The Malaysian-born actor became the first Asian woman to win the Academy Award for best actress on Sunday for her multifaceted performance in the multiversal “Everything Everywhere All at Once.”
“I have to dedicate this to my mom and all the moms in the world because they are really the superheroes and without them none of us would be here tonight,” she said. “For all the little boys and girls who look like me watching tonight, this is a beacon of hope and possibility. This is proof that dreams dream big and dreams do come true. And ladies, don’t let anyone ever tell you you’re past your prime.”
Yeoh’s victory comes almost 90 years after Luise Rainer, a white actor, won the same category for donning “yellowface” to play a Chinese villager in “The Good Earth.”
As a nominee, Yeoh was the first in the category who identified as Asian. Merle Oberon, who was nominated in 1935 for “The Dark Angel” but didn’t win, hid her South Asian heritage, according to birth records.
Yeoh beat out past Oscar winner Cate Blanchett (“Tár”), as well as Michelle Williams (“The Fabelmans”), Ana de Armas (“Blonde”) and Andrea Riseborough (“To Leslie”).
The category also received notice for who wasn’t nominated: In a year of strong performances from Black women like Viola Davis (“The Woman King”) and Danielle Deadwyler (“Till”), they were shut out. Meanwhile some criticized the grassroots campaigning by A-listers on social media for Riseborough.
Yeoh appeared a lock after winning seemingly every award everywhere, including the Golden Globe and Screen Actors Guild award, for her nuanced portrayal of Evelyn, an immigrant Chinese wife, mother and laundromat operator bracing for a tax audit.
(MENTION OTHER CAST MEMBERS WHO WON EARLIER IN THE NIGHT?)
Yeoh got her start in the kung fu cinema world but rose to stardom in 1992 as Jackie Chan’s co-star in “Supercop.” American audiences got to know her even better over the next decade with hits like “Tomorrow Never Dies” and Ang Lee’s “Crouching Tiger Hidden Dragon.”
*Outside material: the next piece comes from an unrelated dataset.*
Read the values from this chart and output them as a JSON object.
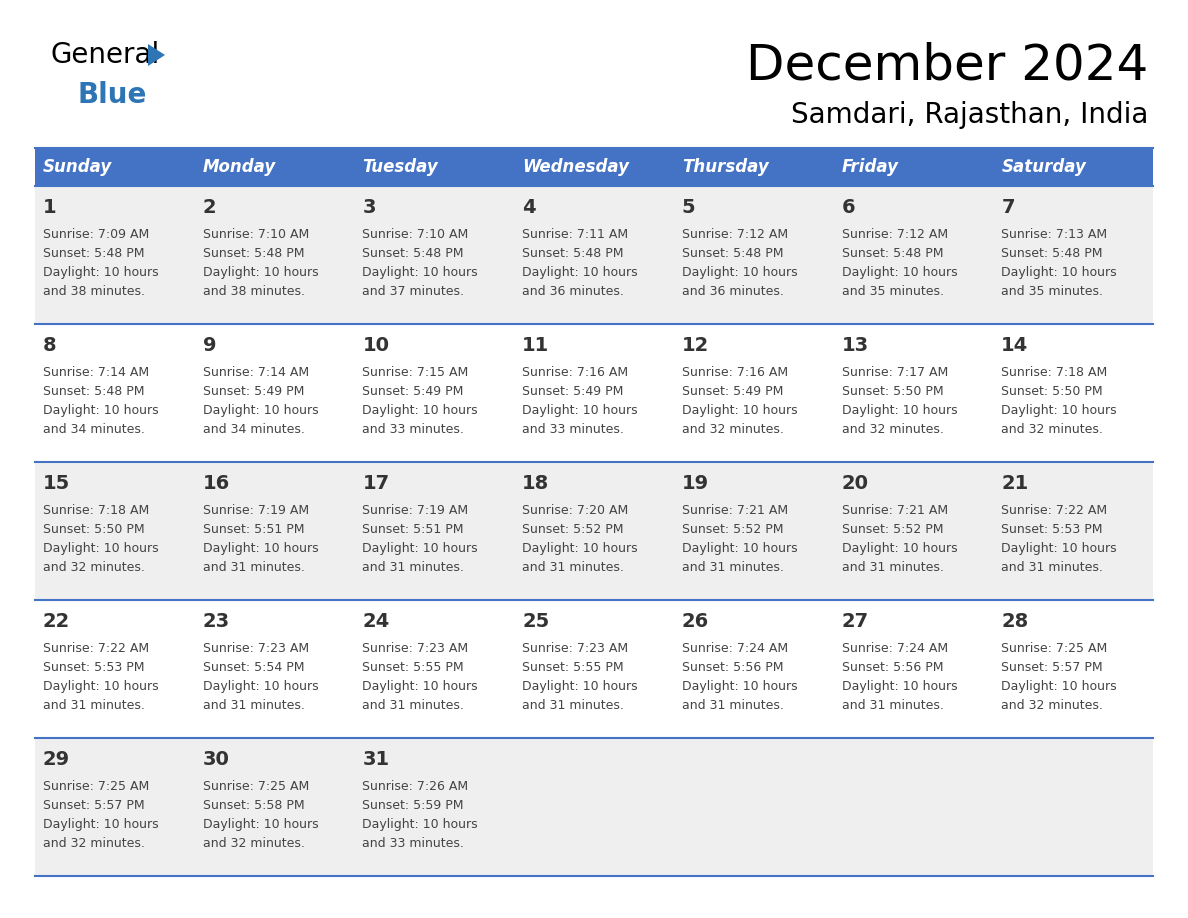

When she first read the script for “Everything Everywhere,” Yeoh thought it was “an independent film on steroids.” She was ultimately swayed by the opportunity to give voice to immigrant mothers and grandmothers who go unnoticed. The multiverse movie was also a showcase across a bevy of genres — drama, comedy, sci-fi and fantasy.
At 60, Yeoh has been heavily in demand since her standout turn as a controlling matriarch in “Crazy Rich Asians.” From there, she has done everything from a “Star Trek” spinoff to Marvel’s “Shang-Chi and the Legend of the Ten Rings.”
Yeoh will be seen later this year in the Disney+ series “American Born Chinese.” She is also preparing to reunite with “Crazy Rich Asians” director Jon M. Chu for the screen adaptation of the musical “Wicked.”